E se existem leis de proteção aos povos indígenas, garantidos pela Constituição Federal e pela Convenção 169 da OIT, e elas continuam sendo desrespeitadas, qual seria o caminho para reverter esse contexto?

O nosso empenho, do Cimi, é denunciar isso para ver se alguém toma alguma providência, para ver se alguns efeitos positivos o relatório do Cimi tem, algumas terras que estavam embargadas que foram liberadas e coisas assim.

Esse ano, por exemplo, é um ano eleitoral, então quando o brasileiro vota, sei lá porque razão, ele vota e não quer nem saber.

Você acha que um candidato ou como o José Serra ou como a Dilma Rouseff, vai ouvir quem?  Vai ouvir os fazendeiros, os investidores, os industriais, enfim, aqueles que mandam no Brasil e comandam esse processo.  Por quê?  Ambos os candidatos dão prioridade para o chamado, desenvolvimento econômico, que é uma meta que hoje em dia já é tão questionada no mundo inteiro, até pelos economistas que criaram o conceito e, até mesmo eles passam a questionar a idéia de desenvolvimento.  Não deveriam pensar no desenvolvimento apenas como obra de infraestrutura, agronegócio e passando por cima de tudo que a gente tem no planeta.  É complicado, não há um dialogo sobre isso, por isso nos resta ficar gritando, denunciando, todo ano.

O que vocês caracterizam como omissão do poder público, no relatório?
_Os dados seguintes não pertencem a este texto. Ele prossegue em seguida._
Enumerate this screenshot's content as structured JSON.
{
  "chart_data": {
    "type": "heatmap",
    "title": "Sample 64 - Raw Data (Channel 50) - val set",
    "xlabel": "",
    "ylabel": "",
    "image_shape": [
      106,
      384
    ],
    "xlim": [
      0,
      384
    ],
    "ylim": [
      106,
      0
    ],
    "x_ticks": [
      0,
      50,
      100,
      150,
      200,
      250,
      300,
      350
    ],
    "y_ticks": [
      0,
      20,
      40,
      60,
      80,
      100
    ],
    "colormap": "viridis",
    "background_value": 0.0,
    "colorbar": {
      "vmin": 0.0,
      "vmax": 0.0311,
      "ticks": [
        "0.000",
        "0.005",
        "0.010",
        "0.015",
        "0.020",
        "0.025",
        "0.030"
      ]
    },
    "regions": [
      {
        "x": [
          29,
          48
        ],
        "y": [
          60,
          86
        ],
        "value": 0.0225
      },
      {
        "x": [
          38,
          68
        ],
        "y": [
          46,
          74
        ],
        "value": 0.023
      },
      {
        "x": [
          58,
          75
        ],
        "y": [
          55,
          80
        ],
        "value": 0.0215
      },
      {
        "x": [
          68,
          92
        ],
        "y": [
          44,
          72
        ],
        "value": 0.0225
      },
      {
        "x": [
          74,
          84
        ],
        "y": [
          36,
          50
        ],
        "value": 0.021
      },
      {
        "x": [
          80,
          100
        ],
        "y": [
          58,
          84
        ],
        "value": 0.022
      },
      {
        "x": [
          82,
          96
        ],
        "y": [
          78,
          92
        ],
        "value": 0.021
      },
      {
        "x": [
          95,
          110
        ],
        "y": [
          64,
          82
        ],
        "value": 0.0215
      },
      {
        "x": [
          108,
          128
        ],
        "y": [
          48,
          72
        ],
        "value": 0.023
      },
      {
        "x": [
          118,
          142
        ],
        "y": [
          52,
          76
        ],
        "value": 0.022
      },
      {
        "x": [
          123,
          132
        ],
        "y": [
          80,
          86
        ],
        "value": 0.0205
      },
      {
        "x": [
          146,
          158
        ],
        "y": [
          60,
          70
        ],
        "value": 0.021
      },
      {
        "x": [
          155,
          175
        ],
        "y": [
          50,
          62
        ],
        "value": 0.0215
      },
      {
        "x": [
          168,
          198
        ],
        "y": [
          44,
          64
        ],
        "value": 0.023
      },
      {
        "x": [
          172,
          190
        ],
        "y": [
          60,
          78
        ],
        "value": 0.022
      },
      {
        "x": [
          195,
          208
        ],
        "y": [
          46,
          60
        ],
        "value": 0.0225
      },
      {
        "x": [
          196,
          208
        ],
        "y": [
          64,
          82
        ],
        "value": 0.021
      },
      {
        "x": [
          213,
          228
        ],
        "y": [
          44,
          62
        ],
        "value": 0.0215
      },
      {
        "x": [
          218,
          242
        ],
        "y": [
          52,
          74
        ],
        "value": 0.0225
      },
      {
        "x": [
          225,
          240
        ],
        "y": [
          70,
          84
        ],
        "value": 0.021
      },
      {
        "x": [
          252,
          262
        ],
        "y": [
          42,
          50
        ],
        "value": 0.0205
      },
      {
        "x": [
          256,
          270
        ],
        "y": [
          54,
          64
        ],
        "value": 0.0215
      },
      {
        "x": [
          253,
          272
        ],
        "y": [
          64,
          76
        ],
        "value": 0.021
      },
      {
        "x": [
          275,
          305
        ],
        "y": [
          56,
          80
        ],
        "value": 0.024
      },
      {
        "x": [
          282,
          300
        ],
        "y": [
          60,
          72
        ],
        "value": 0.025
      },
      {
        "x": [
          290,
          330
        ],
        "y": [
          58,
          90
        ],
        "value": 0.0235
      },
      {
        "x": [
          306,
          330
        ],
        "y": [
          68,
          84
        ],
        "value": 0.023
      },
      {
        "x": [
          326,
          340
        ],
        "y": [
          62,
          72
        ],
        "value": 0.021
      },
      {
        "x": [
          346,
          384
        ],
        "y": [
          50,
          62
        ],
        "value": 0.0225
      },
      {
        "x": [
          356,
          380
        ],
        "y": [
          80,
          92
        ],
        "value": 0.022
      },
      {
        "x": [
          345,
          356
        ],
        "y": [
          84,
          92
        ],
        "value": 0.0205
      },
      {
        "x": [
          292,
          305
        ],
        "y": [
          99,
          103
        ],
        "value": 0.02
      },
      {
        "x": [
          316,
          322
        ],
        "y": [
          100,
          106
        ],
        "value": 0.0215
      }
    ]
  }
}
O que nós estamos chamando omissão do poder público são as conseqüências nefastas da violação de direito: o direito a um atendimento de saúde diferenciado, o direito de ter escolas diferenciadas, que são elementos que não são respeitados.  Então você vai ver que no campo da saúde, nós vamos ter uma desassistência muito grande.

A situação de desassistência é mais grave em regiões, que às vezes, não têm problemas de terra, como é o caso do Cale do Javari (AM).  Há uma ameaça constante de epidemias de hepatite, malária, tuberculose nessa área onde muitas comunidades vivem ali, inclusive comunidades isoladas, que são extremamente vulneráveis às epidemias.  Há falta de pessoal [funcionários], falta de transporte para levar para o hospital, falta de medicamento.  Não é um ou outro que reclama disso, são várias comunidades que reclamam disso.

Então por que o poder público é omisso?  Porque não toma providencias para equipar melhor a Funasa [Fundação Nacional da Saúde], destinar verbas específicas, colocar pessoal em campo.  Falta médico, enfermeiros, técnicos de saúde.

Há alguns programas que são fortes, que funcionam e que tem um pessoal relativamente bem preparado para lidar com a comunidade indígena, respeitando a medicina tradicional, porém, há outros lugares que estão “a Deus dará” e as epidemias seguem matando gente.

Nesta eleição, o debate de sustentabilidade está presente nos discursos dos candidatos.  Você acredita que as temáticas indígenas não vão entrar na pauta?

Eu acredito que uma candidata como Marina Silva, ela pessoalmente, não sei o PV que eu nem conheço direito, mas ela é uma pessoa sensível à questão indígena, ela é acreana, conhece bem e defende a Amazônia.  Ela sabe o que acontece no Brasil.  Agora tenho a impressão de que os outros candidatos não ligam para isso.